Эссе, статьи, рецензии | страница 77



Около семидесяти лет назад культурному сообществу внезапно предстал писатель-оборотень: принципиальный беллетрист и только беллетрист – но с угадываемыми под пиджаком угловатыми очертаниями перепончатых крыльев. Читатель продвигался “по этим похожим на сновидения страницам в атмосфере красоты, ужаса и смеха” (Филип Тойнби). Русская литература с ее традиционными – вынь да положь – сверхзадачами служения и пробуждения добрых чувств была не готова к появлению подобного автора – и напугана. (Внешняя легкость, с которой Набоков в свой срок сменил родной язык на английский и сумел стать образцом стилистической изощренности в чужой литературе, только усугубила ощущение чего-то нечеловеческого в природе этого дарования.) От нависшей эстетической угрозы многие русские критики отгораживались дежурными сетованиями на отсутствие “единого на потребу”. Запад же, как ему и положено, больше внимания уделял ремеслу, мастерству Набокова, способного, по замечанию Апдайка, “заново научить читать”. Но и у западных критиков подчас сдавали нервы, и они срывались на крик, например, по поводу “Бледного пламени”: “Это такое же зло, как расовый предрассудок”.

Набокову было одиннадцать лет, когда преподаватель Тенишевского училища – как в воду глядел – предсказал своему ученику пожизненную, да и посмертную молву: “Для меня загадка. Слог – стиль – есть. Сути нет”. Но вот и другая точка зрения: не относиться “к Сирину всего лишь как к неотразимому виртуозу, все равно придаем мы этому слову порицающий или хвалебный смысл” (В. Вейдле).

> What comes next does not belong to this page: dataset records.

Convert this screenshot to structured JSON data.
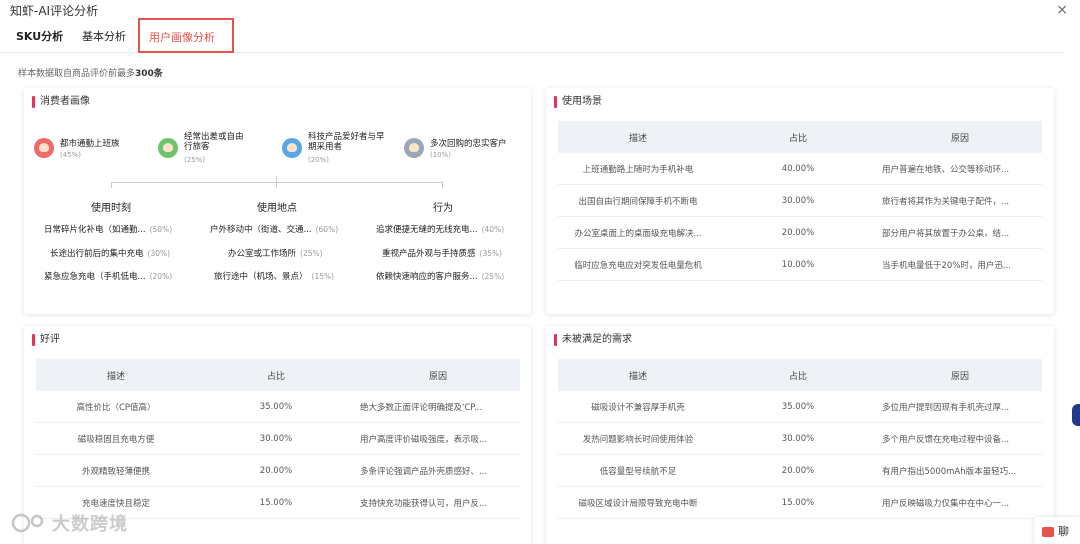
{
  "window": {
    "title": "知虾-AI评论分析",
    "close": "×"
  },
  "tabs": [
    "SKU分析",
    "基本分析",
    "用户画像分析"
  ],
  "sample_note": {
    "prefix": "样本数据取自商品评价前最多",
    "count": "300条"
  },
  "consumer": {
    "title": "消费者画像",
    "personas": [
      {
        "name": "都市通勤上班族",
        "pct": "(45%)",
        "color": "#f06a6a"
      },
      {
        "name": "经常出差或自由行旅客",
        "pct": "(25%)",
        "color": "#6cc46b"
      },
      {
        "name": "科技产品爱好者与早期采用者",
        "pct": "(20%)",
        "color": "#5aa7e6"
      },
      {
        "name": "多次回购的忠实客户",
        "pct": "(10%)",
        "color": "#9aa7b8"
      }
    ],
    "groups": [
      {
        "title": "使用时刻",
        "items": [
          {
            "text": "日常碎片化补电（如通勤...",
            "pct": "(50%)"
          },
          {
            "text": "长途出行前后的集中充电",
            "pct": "(30%)"
          },
          {
            "text": "紧急应急充电（手机低电...",
            "pct": "(20%)"
          }
        ]
      },
      {
        "title": "使用地点",
        "items": [
          {
            "text": "户外移动中（街道、交通...",
            "pct": "(60%)"
          },
          {
            "text": "办公室或工作场所",
            "pct": "(25%)"
          },
          {
            "text": "旅行途中（机场、景点）",
            "pct": "(15%)"
          }
        ]
      },
      {
        "title": "行为",
        "items": [
          {
            "text": "追求便捷无缝的无线充电...",
            "pct": "(40%)"
          },
          {
            "text": "重视产品外观与手持质感",
            "pct": "(35%)"
          },
          {
            "text": "依赖快速响应的客户服务...",
            "pct": "(25%)"
          }
        ]
      }
    ]
  },
  "scenes": {
    "title": "使用场景",
    "headers": [
      "描述",
      "占比",
      "原因"
    ],
    "rows": [
      [
        "上班通勤路上随时为手机补电",
        "40.00%",
        "用户普遍在地铁、公交等移动环..."
      ],
      [
        "出国自由行期间保障手机不断电",
        "30.00%",
        "旅行者将其作为关键电子配件，..."
      ],
      [
        "办公室桌面上的桌面级充电解决...",
        "20.00%",
        "部分用户将其放置于办公桌，结..."
      ],
      [
        "临时应急充电应对突发低电量危机",
        "10.00%",
        "当手机电量低于20%时，用户迅..."
      ]
    ]
  },
  "positive": {
    "title": "好评",
    "headers": [
      "描述",
      "占比",
      "原因"
    ],
    "rows": [
      [
        "高性价比（CP值高）",
        "35.00%",
        "绝大多数正面评论明确提及'CP..."
      ],
      [
        "磁吸稳固且充电方便",
        "30.00%",
        "用户高度评价磁吸强度，表示吸..."
      ],
      [
        "外观精致轻薄便携",
        "20.00%",
        "多条评论强调产品外壳质感好、..."
      ],
      [
        "充电速度快且稳定",
        "15.00%",
        "支持快充功能获得认可，用户反..."
      ]
    ]
  },
  "unmet": {
    "title": "未被满足的需求",
    "headers": [
      "描述",
      "占比",
      "原因"
    ],
    "rows": [
      [
        "磁吸设计不兼容厚手机壳",
        "35.00%",
        "多位用户提到因现有手机壳过厚..."
      ],
      [
        "发热问题影响长时间使用体验",
        "30.00%",
        "多个用户反馈在充电过程中设备..."
      ],
      [
        "低容量型号续航不足",
        "20.00%",
        "有用户指出5000mAh版本虽轻巧..."
      ],
      [
        "磁吸区域设计局限导致充电中断",
        "15.00%",
        "用户反映磁吸力仅集中在中心一..."
      ]
    ]
  },
  "watermark": "大数跨境",
  "chat": {
    "label": "聊"
  }
}
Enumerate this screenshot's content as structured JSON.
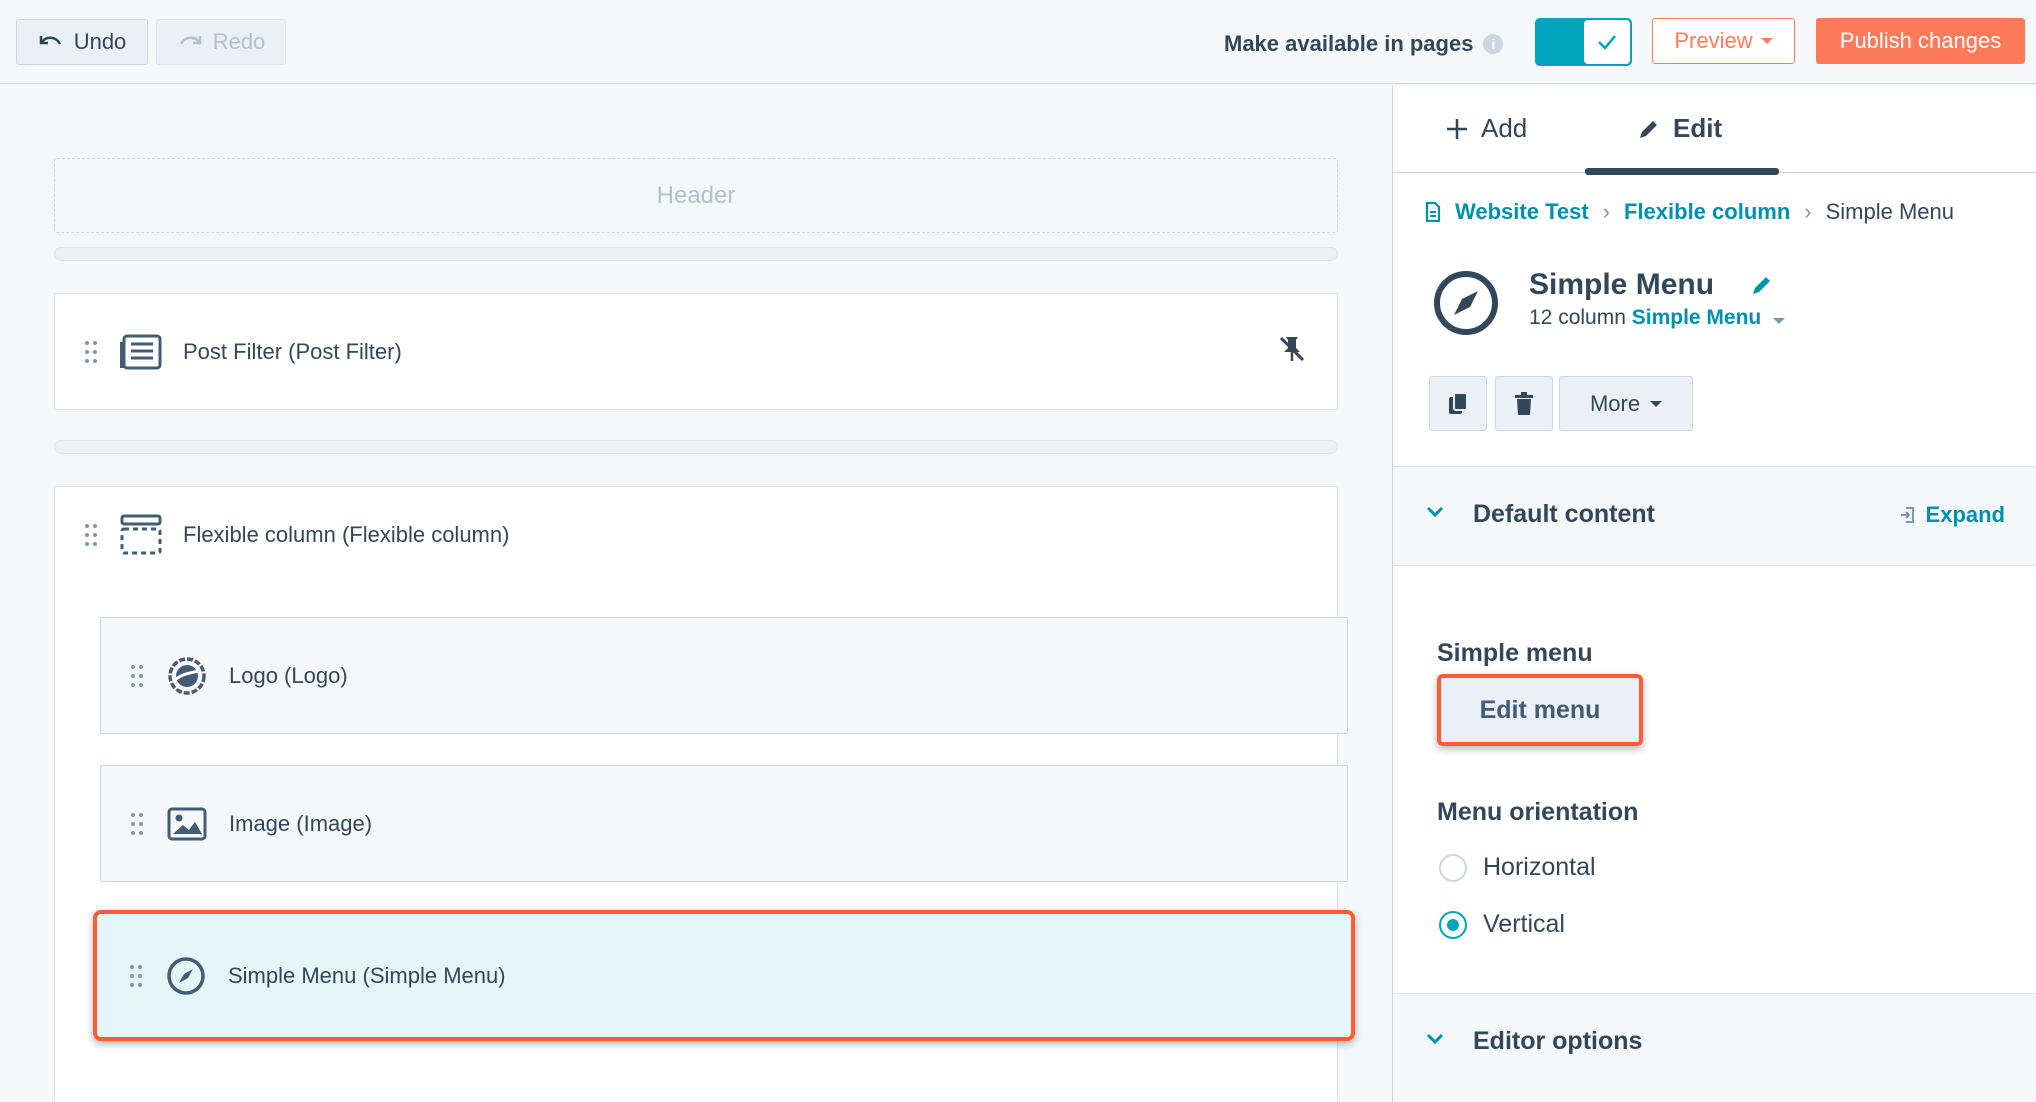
{
  "toolbar": {
    "undo_label": "Undo",
    "redo_label": "Redo",
    "availability_label": "Make available in pages",
    "preview_label": "Preview",
    "publish_label": "Publish changes",
    "available_toggle_on": true
  },
  "canvas": {
    "header_label": "Header",
    "modules": [
      {
        "label": "Post Filter (Post Filter)",
        "icon": "post-filter-icon"
      },
      {
        "label": "Flexible column (Flexible column)",
        "icon": "flexible-column-icon"
      }
    ],
    "children": [
      {
        "label": "Logo (Logo)",
        "icon": "logo-icon"
      },
      {
        "label": "Image (Image)",
        "icon": "image-icon"
      },
      {
        "label": "Simple Menu (Simple Menu)",
        "icon": "compass-icon",
        "selected": true
      }
    ]
  },
  "panel": {
    "tabs": [
      {
        "label": "Add",
        "icon": "plus-icon"
      },
      {
        "label": "Edit",
        "icon": "pencil-icon",
        "active": true
      }
    ],
    "breadcrumb": [
      "Website Test",
      "Flexible column",
      "Simple Menu"
    ],
    "module_title": "Simple Menu",
    "module_sub_prefix": "12 column",
    "module_sub_link": "Simple Menu",
    "more_label": "More",
    "sections": {
      "default_content": "Default content",
      "expand_label": "Expand",
      "editor_options": "Editor options"
    },
    "simple_menu_label": "Simple menu",
    "edit_menu_label": "Edit menu",
    "orientation_label": "Menu orientation",
    "orientation_options": [
      "Horizontal",
      "Vertical"
    ],
    "orientation_selected": "Vertical"
  },
  "colors": {
    "accent": "#00a4bd",
    "brand": "#ff7a59",
    "highlight": "#ff5c35",
    "link": "#0091ae",
    "text": "#33475b"
  }
}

Как бы то ни было, я советую прочесть эту книгу людям, небезразличным к творчеству Владимира Набокова. “Классик без ретуши” содержит интригу. Чем тщательней писатель скрывал свои подспудные духовные побуждения, тем азартнее дознание: изобретательные толкования, игра ума, изощренностью порой соизмеримые с отправным текстом.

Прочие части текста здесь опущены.